Lire : Sahagian, « Victor Serge, l’homme double »




Cet étonnant petit livre – écrit avec style – propose une errance érudite, pleine d’empathie mais résolument iconoclaste dans la vie de l’écrivain et révolutionnaire Victor Serge (1890-1947).

Pour ceux et celles qui s’y intéressent, Victor Serge suscite souvent tant l’admiration que l’agacement. D’un côté, ses récits sont lumineux d’intelligence, et ses analyses politiques affûtées toujours soutenues par une profonde humanité. D’un autre côté, Serge fut un acteur plus que trouble de son époque. Ex-anarchiste individualiste devenu bolchevik de fer, il fut un propagandiste servile de l’Internationale communiste, un scribe de la vérité officielle, et, au bout du compte une victime de la dictature dont il s’était fait le thuriféraire.

Sans cacher la sympathie ni l’embarras que lui inspire le personnage, Jean-Luc Sahagian, s’est penché sur son « itinéraire, ses doutes, son courage, ses mensonges et sa douleur » pour saisir, au-delà de son cas, « toute la schizophrénie d’un temps ». Car comment expliquer que, contrairement à d’autres militants venus soutenir la Révolution russe – Alexandre Berkman, Marcel Body, Armando Borghi, Jules Lepetit, entre autres –, Serge ait délibérément abdiqué son esprit critique pour épouser, parfois sciemment, le mensonge bureaucratique ? Comment a-t-il pu vivre dans cette duplicité de tous les instants, et assimiler à la perfection la novlangue que les maîtres du Kremlin lui faisaient parler ? Jusqu’à quel point cet « homme double » s’est-il mystifié lui-même ?

Relisant ses romans et ses Mémoires, Sahagian explore les zones d’ombres, recoupe les témoignages, interroge les non-dits. Il dévoile les réécritures auxquelles se livre Serge pour lisser son image et donner une cohérence a posteriori à son parcours. Il s’interroge sur ses rapports avec ses compagnes. Il perce la douteuse carapace rhétorique dont l’écrivain se barde lorsqu’il doit justifier l’injustifiable – notamment la liquidation de l’aile gauche de la révolution par Lénine et Trotsky. Il revient enfin sur certaines énigmes historiques, comme la mort mystérieuse de Lepetit, Vergeat et Lefèvre en 1920, probablement assassinés pour qu’ils ne puissent rapporter en France, devant les congrès de la CGT et du PS, un témoignage défavorable sur l’expérience soviétique.

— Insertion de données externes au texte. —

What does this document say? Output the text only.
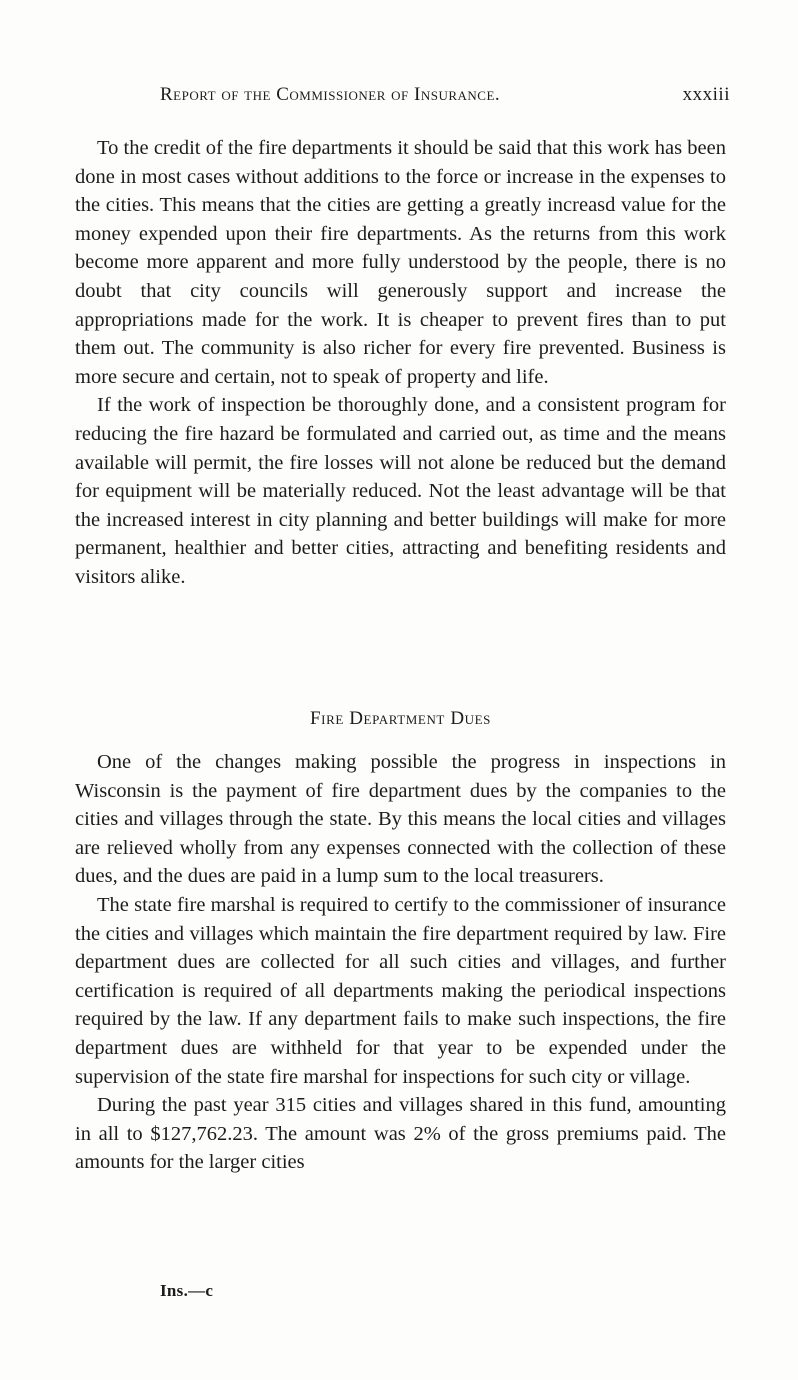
Report of the Commissioner of Insurance.	xxxiii

To the credit of the fire departments it should be said that this work has been done in most cases without additions to the force or increase in the expenses to the cities. This means that the cities are getting a greatly increasd value for the money expended upon their fire departments. As the returns from this work become more apparent and more fully understood by the people, there is no doubt that city councils will generously support and increase the appropriations made for the work. It is cheaper to prevent fires than to put them out. The community is also richer for every fire prevented. Business is more secure and certain, not to speak of property and life.

If the work of inspection be thoroughly done, and a consistent program for reducing the fire hazard be formulated and carried out, as time and the means available will permit, the fire losses will not alone be reduced but the demand for equipment will be materially reduced. Not the least advantage will be that the increased interest in city planning and better buildings will make for more permanent, healthier and better cities, attracting and benefiting residents and visitors alike.

Fire Department Dues

One of the changes making possible the progress in inspections in Wisconsin is the payment of fire department dues by the companies to the cities and villages through the state. By this means the local cities and villages are relieved wholly from any expenses connected with the collection of these dues, and the dues are paid in a lump sum to the local treasurers.

The state fire marshal is required to certify to the commissioner of insurance the cities and villages which maintain the fire department required by law. Fire department dues are collected for all such cities and villages, and further certification is required of all departments making the periodical inspections required by the law. If any department fails to make such inspections, the fire department dues are withheld for that year to be expended under the supervision of the state fire marshal for inspections for such city or village.

During the past year 315 cities and villages shared in this fund, amounting in all to $127,762.23. The amount was 2% of the gross premiums paid. The amounts for the larger cities

Ins.—c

L’un des meilleurs chapitres est la critique de la « communauté agricole » tentée par Serge et quelques communistes français près du lac Ladoga, en 1921. Dans ses Mémoires, Serge attribue l’échec de l’expérience au harcèlement d’un voisinage de moujiks arriérés et xénophobes.

S’appuyant sur le témoignage de Marcel Body, Jean-Luc Sahagian montre que la vérité fut toute autre : les paysans de la région, qui avaient fait la révolution et s’étaient battus pour la socialisation des terres, avaient vu d’un très mauvais œil l’arrivée d’un groupe de Français autorisé à accaparer un domaine entier parce qu’ils avaient des amis haut placés dans l’appareil d’État. Imbu de catéchisme marxiste, Victor Serge avait préféré rester aveugle à cette réalité, même au soir de sa vie…

Guillaume Davranche (AL Montreuil)

  • Jean-Luc Sahagian, Victor Serge, l’homme double, Libertalia, 2011, 13 euros.